大人になったのだなと感じる瞬間
わたしも歳をとったのだなと思うことがある。それは角がとれてきたというべきか、単に大雑把になったというべきか、はたまた面白味に欠けてきたということか。
いろんなことを赦せるようになってきたのだ。
幼い頃からこだわりが強い方で、確固とした自分のルールがあった。殊に思春期においては、その傾向をより強めたと言える。そして私の思春期は、ひとよりも長かったのである。

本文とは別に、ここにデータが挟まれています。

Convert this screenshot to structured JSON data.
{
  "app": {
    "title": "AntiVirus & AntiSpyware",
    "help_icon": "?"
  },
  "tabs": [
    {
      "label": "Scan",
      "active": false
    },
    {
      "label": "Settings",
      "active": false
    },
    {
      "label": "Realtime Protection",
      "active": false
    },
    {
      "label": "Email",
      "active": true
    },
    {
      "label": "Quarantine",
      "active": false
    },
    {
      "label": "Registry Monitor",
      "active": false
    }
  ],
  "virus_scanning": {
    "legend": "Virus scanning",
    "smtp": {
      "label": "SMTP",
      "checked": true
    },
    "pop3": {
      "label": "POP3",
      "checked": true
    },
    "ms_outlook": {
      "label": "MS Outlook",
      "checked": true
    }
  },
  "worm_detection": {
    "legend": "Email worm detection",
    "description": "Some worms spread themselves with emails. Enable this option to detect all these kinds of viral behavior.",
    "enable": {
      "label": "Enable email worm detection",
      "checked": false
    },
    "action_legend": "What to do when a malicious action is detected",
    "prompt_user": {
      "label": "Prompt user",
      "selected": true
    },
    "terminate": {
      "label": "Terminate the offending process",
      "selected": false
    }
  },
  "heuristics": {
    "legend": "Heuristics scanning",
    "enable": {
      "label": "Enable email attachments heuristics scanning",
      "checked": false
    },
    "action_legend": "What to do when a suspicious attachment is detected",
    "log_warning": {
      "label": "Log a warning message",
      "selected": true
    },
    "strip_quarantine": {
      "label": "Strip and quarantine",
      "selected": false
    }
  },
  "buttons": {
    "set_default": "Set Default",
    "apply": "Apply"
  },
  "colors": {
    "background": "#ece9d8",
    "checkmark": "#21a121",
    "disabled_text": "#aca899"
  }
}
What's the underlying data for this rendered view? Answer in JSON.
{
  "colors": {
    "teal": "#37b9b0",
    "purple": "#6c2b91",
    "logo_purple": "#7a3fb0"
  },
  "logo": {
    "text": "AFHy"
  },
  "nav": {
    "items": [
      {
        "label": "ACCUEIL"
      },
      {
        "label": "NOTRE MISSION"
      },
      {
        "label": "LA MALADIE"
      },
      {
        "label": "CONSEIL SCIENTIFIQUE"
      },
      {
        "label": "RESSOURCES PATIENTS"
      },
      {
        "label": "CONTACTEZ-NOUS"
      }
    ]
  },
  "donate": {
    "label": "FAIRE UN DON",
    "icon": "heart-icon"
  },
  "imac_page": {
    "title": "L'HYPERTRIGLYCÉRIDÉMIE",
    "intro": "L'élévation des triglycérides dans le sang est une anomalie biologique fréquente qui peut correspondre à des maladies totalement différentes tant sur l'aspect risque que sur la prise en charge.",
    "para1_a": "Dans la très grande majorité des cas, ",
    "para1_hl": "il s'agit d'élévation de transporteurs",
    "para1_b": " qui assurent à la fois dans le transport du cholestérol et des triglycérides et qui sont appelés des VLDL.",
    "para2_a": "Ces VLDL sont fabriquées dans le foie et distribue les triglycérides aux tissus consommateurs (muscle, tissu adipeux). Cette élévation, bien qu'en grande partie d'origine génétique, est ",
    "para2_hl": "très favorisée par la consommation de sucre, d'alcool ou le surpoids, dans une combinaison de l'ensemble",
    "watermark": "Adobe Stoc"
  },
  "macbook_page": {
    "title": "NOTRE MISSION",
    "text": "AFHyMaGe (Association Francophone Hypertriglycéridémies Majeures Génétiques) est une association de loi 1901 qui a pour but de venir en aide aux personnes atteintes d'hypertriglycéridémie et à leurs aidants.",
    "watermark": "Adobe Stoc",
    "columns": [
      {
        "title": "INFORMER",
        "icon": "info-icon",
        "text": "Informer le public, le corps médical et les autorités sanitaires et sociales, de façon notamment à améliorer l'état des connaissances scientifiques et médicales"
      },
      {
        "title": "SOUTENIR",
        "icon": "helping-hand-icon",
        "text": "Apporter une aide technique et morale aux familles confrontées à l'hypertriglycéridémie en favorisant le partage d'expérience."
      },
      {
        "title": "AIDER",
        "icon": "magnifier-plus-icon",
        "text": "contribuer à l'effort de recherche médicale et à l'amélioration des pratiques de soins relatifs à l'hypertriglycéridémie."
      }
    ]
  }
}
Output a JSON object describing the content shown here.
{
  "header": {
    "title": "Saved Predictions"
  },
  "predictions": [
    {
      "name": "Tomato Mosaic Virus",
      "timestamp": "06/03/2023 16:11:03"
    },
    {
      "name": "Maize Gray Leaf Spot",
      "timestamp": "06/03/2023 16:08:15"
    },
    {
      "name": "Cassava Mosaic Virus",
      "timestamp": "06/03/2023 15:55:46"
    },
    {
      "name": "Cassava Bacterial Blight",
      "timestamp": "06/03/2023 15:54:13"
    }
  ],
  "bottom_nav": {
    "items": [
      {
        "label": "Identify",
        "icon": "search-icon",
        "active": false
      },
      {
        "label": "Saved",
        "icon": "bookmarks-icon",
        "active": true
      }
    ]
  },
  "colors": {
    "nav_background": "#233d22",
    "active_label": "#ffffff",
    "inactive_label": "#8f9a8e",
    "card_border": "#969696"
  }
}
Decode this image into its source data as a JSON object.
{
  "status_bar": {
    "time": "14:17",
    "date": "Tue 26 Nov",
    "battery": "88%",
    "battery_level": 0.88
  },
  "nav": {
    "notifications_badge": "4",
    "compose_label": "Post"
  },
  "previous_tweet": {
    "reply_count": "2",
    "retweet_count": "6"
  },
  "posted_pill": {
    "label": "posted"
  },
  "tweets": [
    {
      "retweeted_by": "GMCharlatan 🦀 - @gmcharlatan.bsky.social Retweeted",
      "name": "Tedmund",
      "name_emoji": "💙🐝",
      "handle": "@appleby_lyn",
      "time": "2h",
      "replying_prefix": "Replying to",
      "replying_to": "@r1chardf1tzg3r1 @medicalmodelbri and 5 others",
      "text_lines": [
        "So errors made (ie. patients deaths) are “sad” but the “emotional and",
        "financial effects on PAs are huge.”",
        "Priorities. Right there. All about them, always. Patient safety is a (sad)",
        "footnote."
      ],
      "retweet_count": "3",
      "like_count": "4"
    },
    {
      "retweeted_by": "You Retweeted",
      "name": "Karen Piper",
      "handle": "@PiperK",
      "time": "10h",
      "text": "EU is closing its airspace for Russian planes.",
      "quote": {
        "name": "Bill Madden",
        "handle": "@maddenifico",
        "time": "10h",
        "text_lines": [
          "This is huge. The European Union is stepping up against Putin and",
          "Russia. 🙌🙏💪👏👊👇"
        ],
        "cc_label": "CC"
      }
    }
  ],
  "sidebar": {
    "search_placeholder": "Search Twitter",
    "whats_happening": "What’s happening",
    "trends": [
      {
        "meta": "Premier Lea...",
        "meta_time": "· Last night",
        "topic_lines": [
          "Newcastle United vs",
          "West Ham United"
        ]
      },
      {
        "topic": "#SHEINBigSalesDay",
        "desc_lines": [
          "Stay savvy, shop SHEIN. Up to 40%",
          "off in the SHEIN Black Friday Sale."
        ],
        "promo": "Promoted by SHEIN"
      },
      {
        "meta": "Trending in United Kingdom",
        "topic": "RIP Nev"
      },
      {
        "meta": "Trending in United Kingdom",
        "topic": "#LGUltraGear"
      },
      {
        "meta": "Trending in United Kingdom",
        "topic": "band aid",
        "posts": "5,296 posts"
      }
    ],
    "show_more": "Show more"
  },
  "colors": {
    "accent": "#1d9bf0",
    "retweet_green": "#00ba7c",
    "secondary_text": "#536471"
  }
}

20代後半にも差し掛かる今日この頃、漸くその強い自意識の呪縛が解けそうなところまできている。
ラーメンの海苔を赦せるようになったのだ。
ラーメンは中華だ、という固定化した観念があって、中華スープの絡んだ麺を顔の近くまで運んだ時にふわっと香る「和のにおい」が苦手だったのである。
しかし、それは決めつけだったのだ。中華は中華の範囲で、和は和の範囲でという傲慢な食の鎖国だったのだ。
それでは広がりがない。外の世界を知らなければ成長もないのだ。みよ、大リーグで活躍する日本人メジャーリーガーを。彼らは米国でふわっと香る海苔そのものではないか。
こうして私は、島国の日本人だけが上手に体内で消化できるという海苔を、ラーメンの外でも中でも楽しめるようになったのである。